Tanah yang didapatkan oleh individu atau keluarga
rata-rata bisa mencapai 2,5 hektar karena jumlah penduduk di kawasan tersebut
masih sedikit. Tanah hasil bengkelan warga kemudian diukur atau dipetakan oleh
petugas atau mantan Hoffd Mandoor Martosandjojo untuk mengetahui
batas-batas wilayah antar petani.
Klaim atas tanah Mento Toelakan kemudian diurus secaara
kolektif menjadi hak milik kepada Dinas Pertanahan atau Agraria Wonogiri pada
1951. Masyarakat mendapat legalitas berupa klangsiran atau surat hak
milik atas tanah yang mereka ajukan kepada pemerintah. Yang didokumentasikan
dibuku induk tanah desa atau buku C Desa. Perubahan tersebut semakin
memperjelas batas-batas wilayah, terutama antar wilayah kabupaten. Setelah
munculnya desa-desa baru, maka semakin jelas pula batas wilayah.
E.
Dari Perkebunan ke Tegalan : Menghidupkan
Kembali Usaha Serat
Perkebunan Mento Toelakan telah berubah menjadi tegalan.
Pada 1950-an, beberapa petani mencoba peruntungan bermodalkan tanaman penghasil
serat yang pernah ada di kawasan tersebut. Atmo Sudirjo Slamet dan Marto
Sandjojo (Mantan Hoofd Mandoor Onderneming Mento Toelakan) berusaha mengolah
serat untuk membangu perekonomian keluarga. Mereka fokus pada pengolahan serat
rami dn rosela. Sistem pengolahan serat rami dilakukan secara rumahan. Akhir
1940-an dan awal 1950-an terjadi perubahan lanskap yang besar di bekas
perkebunan Mento Toelakan. Kawasan perkebunan berubah menjadi kawasan
persawahan atau tegalan. Vegetasi utama perkebunan dibabat karena sudah tidak
menghasilkan lagi dan diganti dengan tanaman tegalan seperti padi, jagung, dan
singkong. Tanaman rami dan rosela yang tersisa dari bekas perkebunan Mento
Toelakan. Tanaman rami dipilih sebagai tanaman serat pokok pada masa industry
rumahan. Serat olahan pertama dari Wonoharjo dijual ke pengolahan serat di
Delanggu (Klaten) atau ke Nusukan (Solo). Usaha serat rami yang dijalankan oleh
pengusaha kecil Desa Wonoharjo tidak berkembang dengan baik. Pada 1953, usaha
pemintalan serat rami gulung tikar. Pada 1955, Desa Wonoharja kedatangan
investor asal Surabaya yang tertarik menggarap wilayah tersebut sebagai sentra
olahan serat. Pengusaha tersebut membeli hasil panen serat yang dihasilkan para
petani di Desa Wonoharjo. Pengusaha mengolah serat menjadi karung goni dan tali
tambang. Usaha ini bertahan hingga 1996.
Seiring dengan perkembangan zaman, olahan serat alam
tergeser oleh penggunaan plastik karena dinilai lebih praktis dan ekonomis.

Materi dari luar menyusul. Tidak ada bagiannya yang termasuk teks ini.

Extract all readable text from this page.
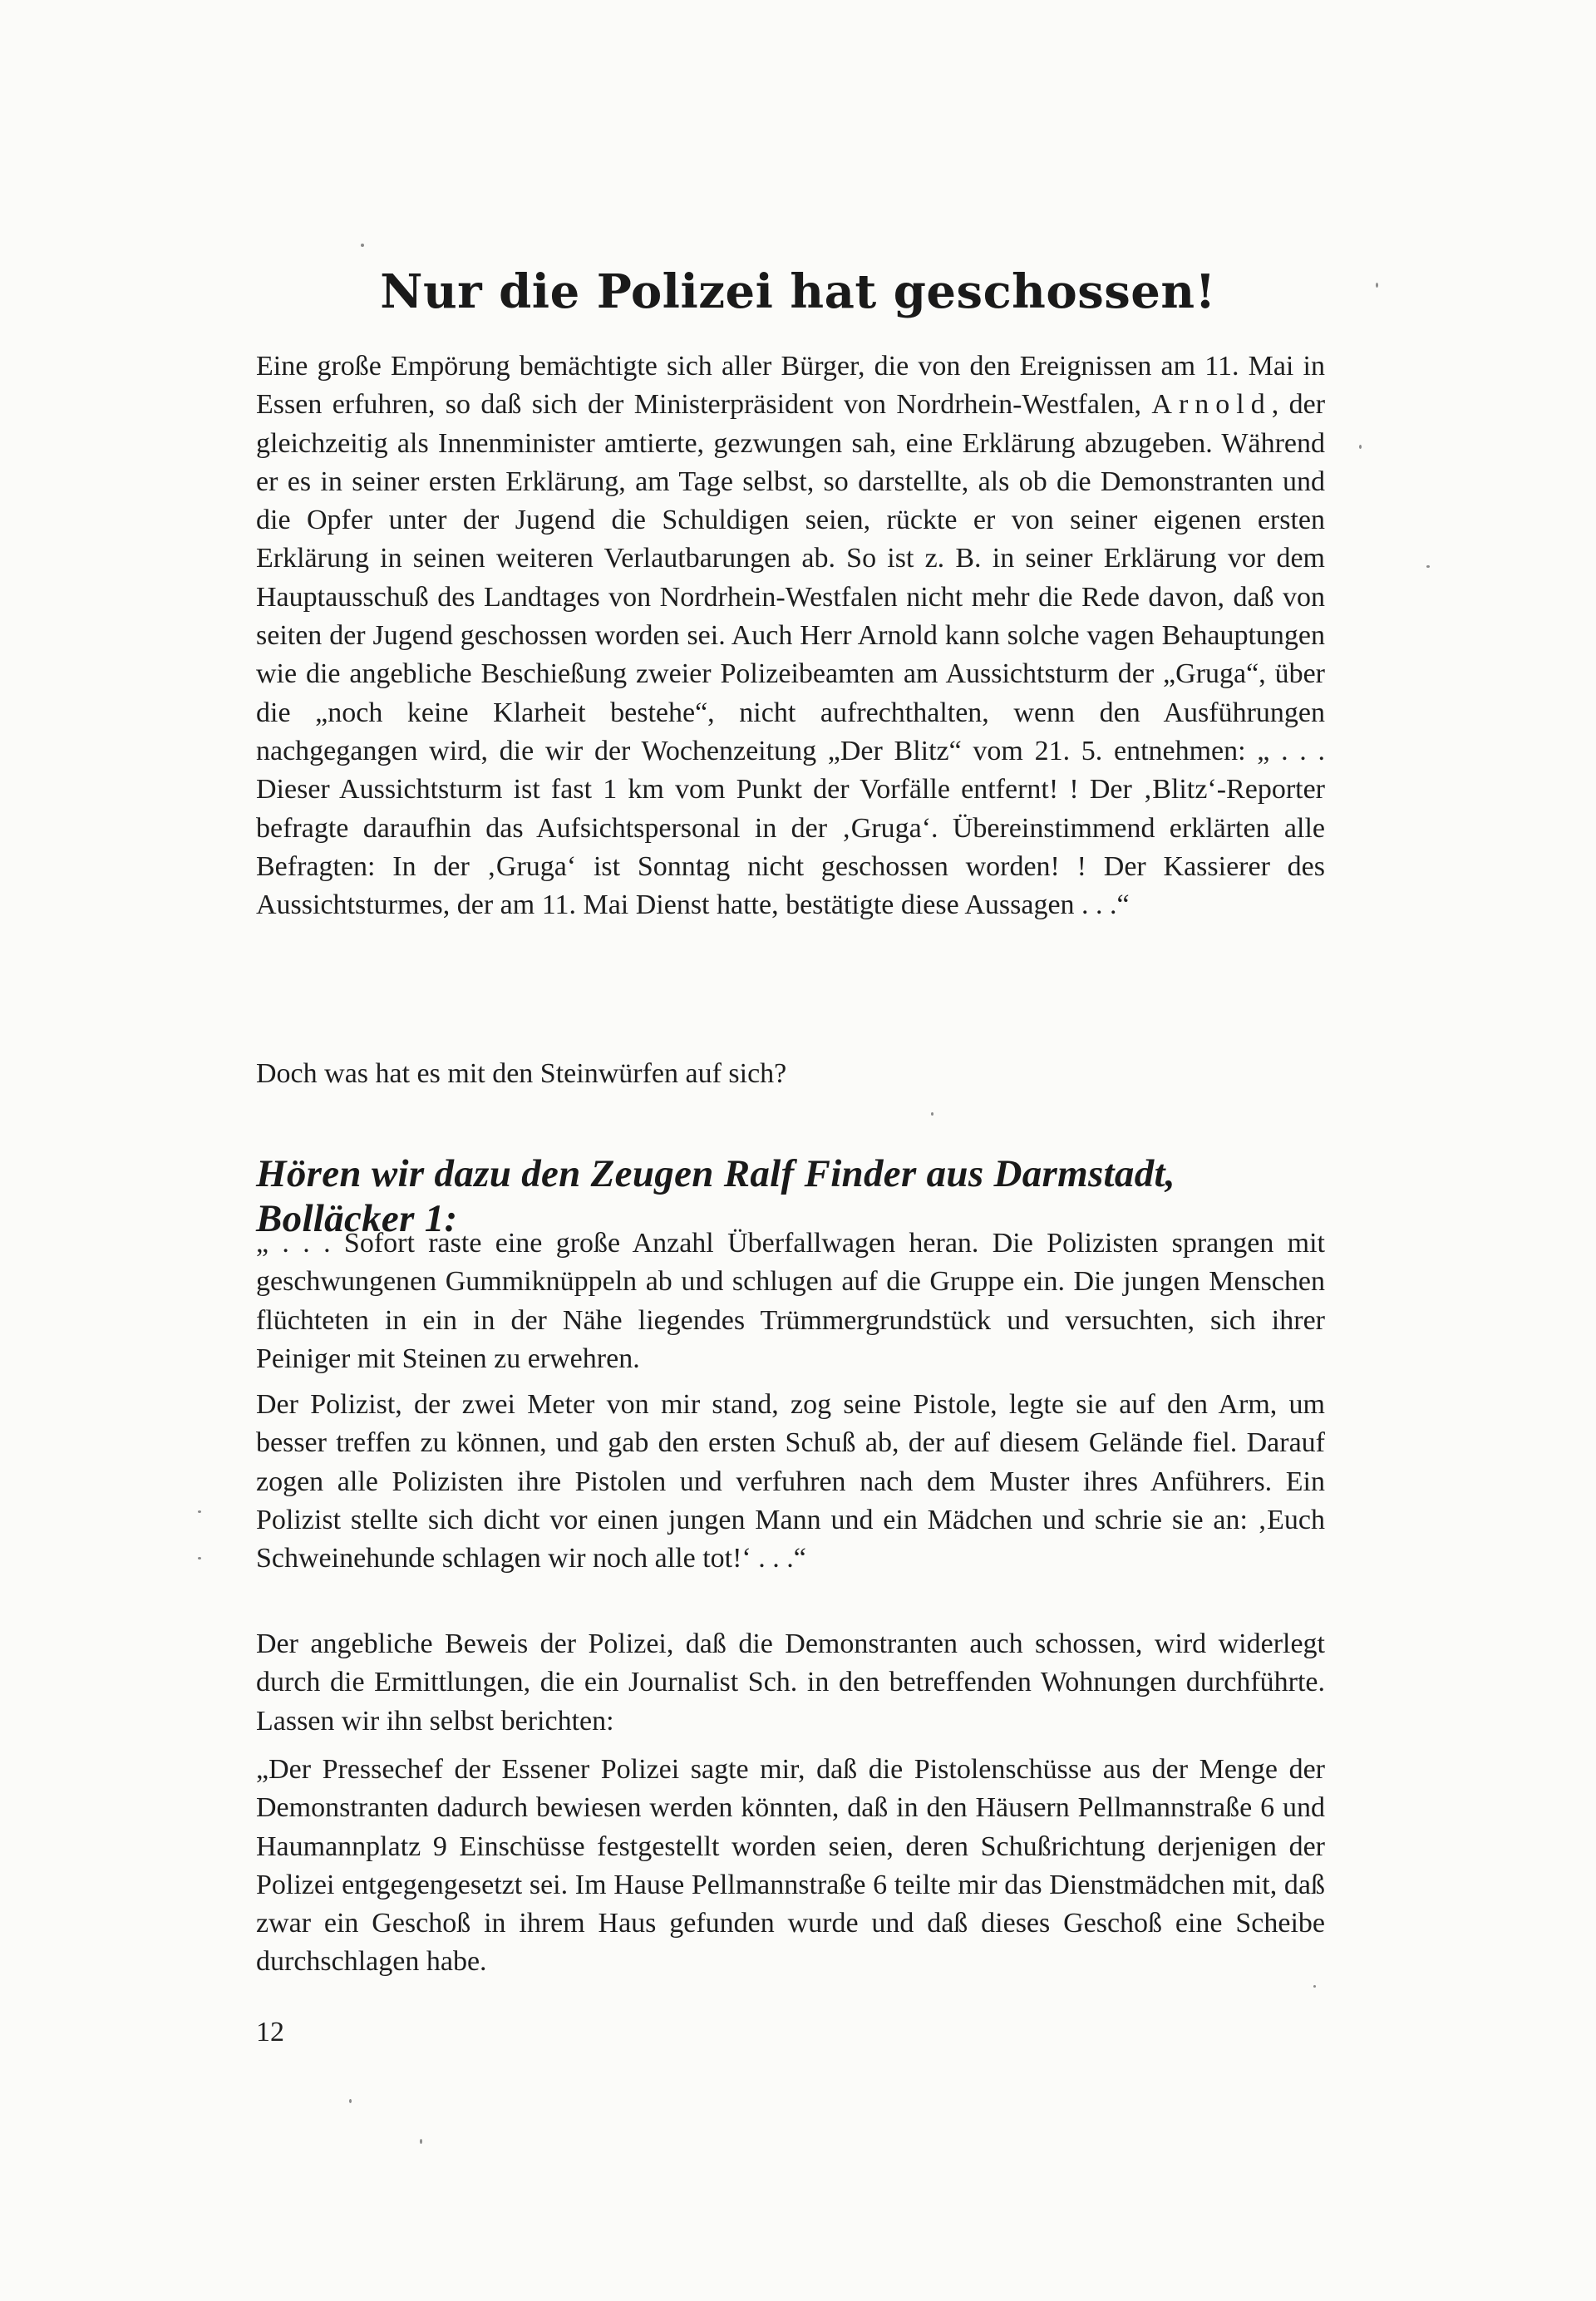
Nur die Polizei hat geschossen!

Eine große Empörung bemächtigte sich aller Bürger, die von den Ereignissen am 11. Mai in Essen erfuhren, so daß sich der Ministerpräsident von Nordrhein-Westfalen, Arnold, der gleichzeitig als Innenminister amtierte, gezwungen sah, eine Erklärung abzugeben. Während er es in seiner ersten Erklärung, am Tage selbst, so darstellte, als ob die Demonstranten und die Opfer unter der Jugend die Schuldigen seien, rückte er von seiner eigenen ersten Erklärung in seinen weiteren Verlautbarungen ab. So ist z. B. in seiner Erklärung vor dem Hauptausschuß des Landtages von Nordrhein-Westfalen nicht mehr die Rede davon, daß von seiten der Jugend geschossen worden sei. Auch Herr Arnold kann solche vagen Behauptungen wie die angebliche Beschießung zweier Polizeibeamten am Aussichtsturm der „Gruga“, über die „noch keine Klarheit bestehe“, nicht aufrechthalten, wenn den Ausführungen nachgegangen wird, die wir der Wochenzeitung „Der Blitz“ vom 21. 5. entnehmen: „ . . . Dieser Aussichtsturm ist fast 1 km vom Punkt der Vorfälle entfernt! ! Der ‚Blitz‘-Reporter befragte daraufhin das Aufsichtspersonal in der ‚Gruga‘. Übereinstimmend erklärten alle Befragten: In der ‚Gruga‘ ist Sonntag nicht geschossen worden! ! Der Kassierer des Aussichtsturmes, der am 11. Mai Dienst hatte, bestätigte diese Aussagen . . .“

Doch was hat es mit den Steinwürfen auf sich?

Hören wir dazu den Zeugen Ralf Finder aus Darmstadt, Bolläcker 1:

„ . . . Sofort raste eine große Anzahl Überfallwagen heran. Die Polizisten sprangen mit geschwungenen Gummiknüppeln ab und schlugen auf die Gruppe ein. Die jungen Menschen flüchteten in ein in der Nähe liegendes Trümmergrundstück und versuchten, sich ihrer Peiniger mit Steinen zu erwehren.

Der Polizist, der zwei Meter von mir stand, zog seine Pistole, legte sie auf den Arm, um besser treffen zu können, und gab den ersten Schuß ab, der auf diesem Gelände fiel. Darauf zogen alle Polizisten ihre Pistolen und verfuhren nach dem Muster ihres Anführers. Ein Polizist stellte sich dicht vor einen jungen Mann und ein Mädchen und schrie sie an: ‚Euch Schweinehunde schlagen wir noch alle tot!‘ . . .“

Der angebliche Beweis der Polizei, daß die Demonstranten auch schossen, wird widerlegt durch die Ermittlungen, die ein Journalist Sch. in den betreffenden Wohnungen durchführte. Lassen wir ihn selbst berichten:

„Der Pressechef der Essener Polizei sagte mir, daß die Pistolenschüsse aus der Menge der Demonstranten dadurch bewiesen werden könnten, daß in den Häusern Pellmannstraße 6 und Haumannplatz 9 Einschüsse festgestellt worden seien, deren Schußrichtung derjenigen der Polizei entgegengesetzt sei. Im Hause Pellmannstraße 6 teilte mir das Dienstmädchen mit, daß zwar ein Geschoß in ihrem Haus gefunden wurde und daß dieses Geschoß eine Scheibe durchschlagen habe.

12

Pada akhirnya serat kurang diminati dan petani mulai enggan
menyetorkan hasil panen serat karena kurang menguntungkan. Perusahaan serat
gagal bersaing dengan biji plastik. Biji plastic lebih murah dan lebih minim
resiko karena tidak memerlukan penanaman dan perawatan. Hal ini membuat
perusahaan berpindah menuju biji plastik sebagai bahan pembuatan karung dan
tambang. Pada 1996, riwayat serat di Desa Wonoharjo berakhir.